January 20 I awoke and grabbed the charts. We had reached Key Largo, the northernmost key where the overseas highway turns inland across Jewfish Creek to head to Miami 60 miles away. Continuing north would bring us to Elliot Key and Biscayne National park after passing the Ocean Reef Club. Not being a member there were no more hotels or cheap motels and only one or two campgrounds in the 45 to 50 mile stretch to Key Biscayne and Miami harbor. With only three rowing days ahead I needed to make a decision. The winds were predicted to diminish but remain from the Northeast. Very shallow waters in Biscayne Bay at low tide were reported in the book about kayak touring we had read. It seemed that under ideal conditions we could make it. But if there was a problem that held us up so that we did not make Key Biscayne where we could find the first possible place to terminate and store the boat, we would be stuck where there was no way to turn back and we could not make our flight home. I questioned why I was bent on making Key Biscayne much less Ft. Lauderdale by the 23rd. These were guessed at objectives to begin with. We had rowed the length of the Keys against unfavorable winds on all but two days. I should be happy. I looked at alternative routes. Canals on the mainland protected from wind came to mind.

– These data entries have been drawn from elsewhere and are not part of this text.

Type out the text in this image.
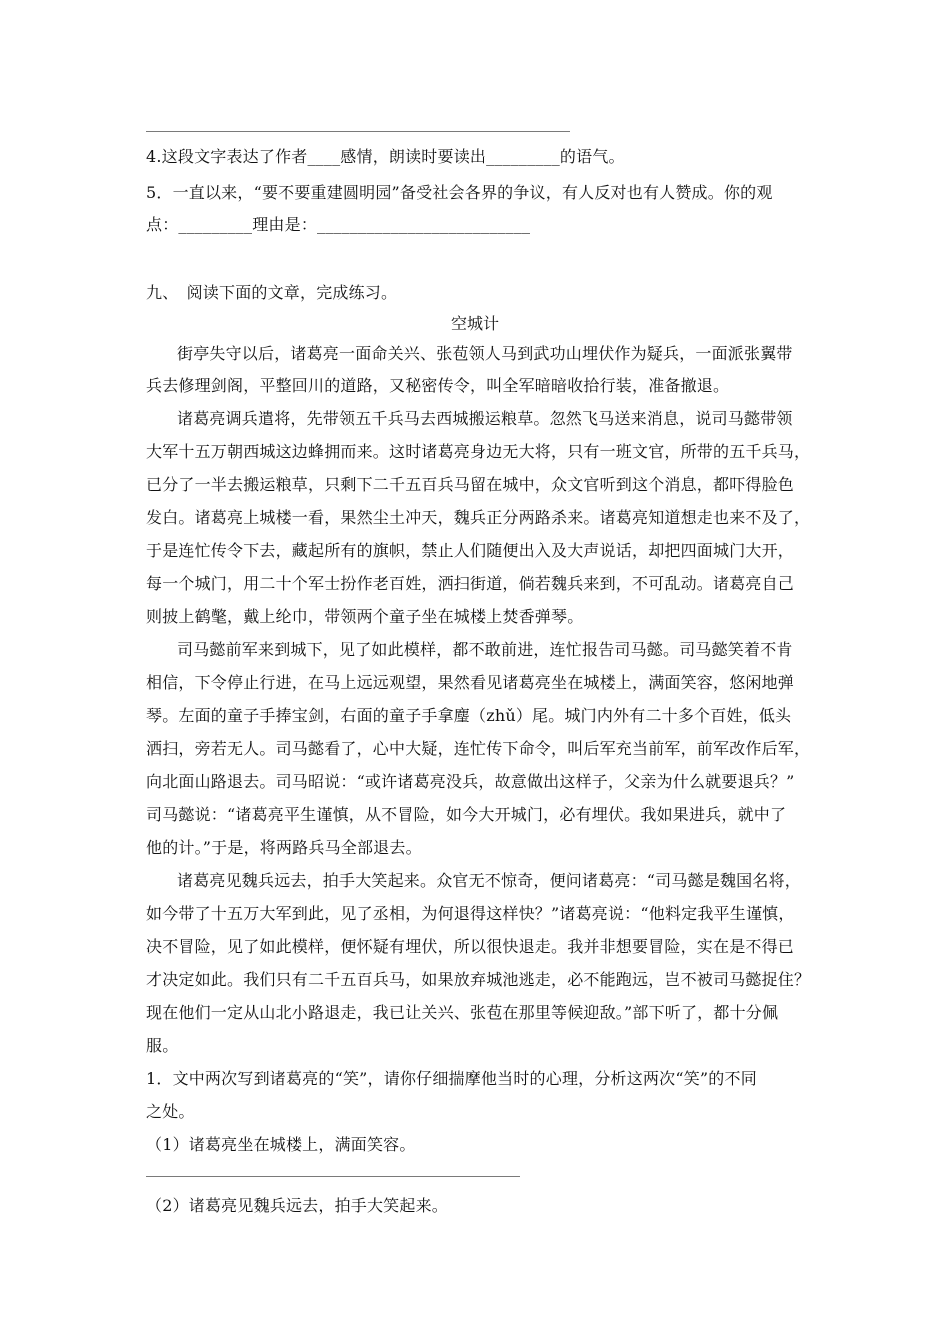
4.这段文字表达了作者____感情，朗读时要读出_________的语气。
5．一直以来，“要不要重建圆明园”备受社会各界的争议，有人反对也有人赞成。你的观
点：_________理由是：__________________________
九、　阅读下面的文章，完成练习。
空城计
街亭失守以后，诸葛亮一面命关兴、张苞领人马到武功山埋伏作为疑兵，一面派张翼带
兵去修理剑阁，平整回川的道路，又秘密传令，叫全军暗暗收拾行装，准备撤退。
诸葛亮调兵遣将，先带领五千兵马去西城搬运粮草。忽然飞马送来消息，说司马懿带领
大军十五万朝西城这边蜂拥而来。这时诸葛亮身边无大将，只有一班文官，所带的五千兵马，
已分了一半去搬运粮草，只剩下二千五百兵马留在城中，众文官听到这个消息，都吓得脸色
发白。诸葛亮上城楼一看，果然尘土冲天，魏兵正分两路杀来。诸葛亮知道想走也来不及了，
于是连忙传令下去，藏起所有的旗帜，禁止人们随便出入及大声说话，却把四面城门大开，
每一个城门，用二十个军士扮作老百姓，洒扫街道，倘若魏兵来到，不可乱动。诸葛亮自己
则披上鹤氅，戴上纶巾，带领两个童子坐在城楼上焚香弹琴。
司马懿前军来到城下，见了如此模样，都不敢前进，连忙报告司马懿。司马懿笑着不肯
相信，下令停止行进，在马上远远观望，果然看见诸葛亮坐在城楼上，满面笑容，悠闲地弹
琴。左面的童子手捧宝剑，右面的童子手拿麈（zhǔ）尾。城门内外有二十多个百姓，低头
洒扫，旁若无人。司马懿看了，心中大疑，连忙传下命令，叫后军充当前军，前军改作后军，
向北面山路退去。司马昭说：“或许诸葛亮没兵，故意做出这样子，父亲为什么就要退兵？”
司马懿说：“诸葛亮平生谨慎，从不冒险，如今大开城门，必有埋伏。我如果进兵，就中了
他的计。”于是，将两路兵马全部退去。
诸葛亮见魏兵远去，拍手大笑起来。众官无不惊奇，便问诸葛亮：“司马懿是魏国名将，
如今带了十五万大军到此，见了丞相，为何退得这样快？”诸葛亮说：“他料定我平生谨慎，
决不冒险，见了如此模样，便怀疑有埋伏，所以很快退走。我并非想要冒险，实在是不得已
才决定如此。我们只有二千五百兵马，如果放弃城池逃走，必不能跑远，岂不被司马懿捉住？
现在他们一定从山北小路退走，我已让关兴、张苞在那里等候迎敌。”部下听了，都十分佩
服。
1．文中两次写到诸葛亮的“笑”，请你仔细揣摩他当时的心理，分析这两次“笑”的不同
之处。
（1）诸葛亮坐在城楼上，满面笑容。
（2）诸葛亮见魏兵远去，拍手大笑起来。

Then a great idea struck me. We have both wanted to see the Everglades and here were three days and a boat to do it in! I immediately called Thrifty and found they could be here in an hour with a Dodge Durango with a roof rack. The boat would tie on upside down. Then I remembered that we had left Heather’s oars and RoWing out at Sugarloaf Key to be picked up by UPS at some later date. Why not go and fetch them in the car and bring them home with us? We enjoyed driving the 80 miles back along the highway we had rowed along for the past week. It made the magnitude of the trip seem much more real. Seven Mile Bridge and Long Key’s channel had been long rows into strong winds but now they even looked longer. We stopped and looked for the elusive endangered Key deer on Big Pine Key as we returned and a short ways up a side road one crossed the road in front of us! So the fetching of our abandoned property was satisfying in several ways. We even took the anchor we never used back to West Marine and received credit for it. It had added to our dunnage significantly and I appreciated the value of security it gave us but we really had never needed it and it was too large and heavy. We have never used the fins, masks and snorkels we had brought because it has been too cold but they will keep for another trip. My advice to anyone trying to do this trip: Plan to rent! We were over equipped!
After the round trip to Sugarloaf Key we tied on the boat and turned onto U.S. 1 north, immediately crossing Jewfish Creek off the keys toward the road to Flamingo at the end of the Florida peninsula where we would launch again in search of alligators and crocodiles!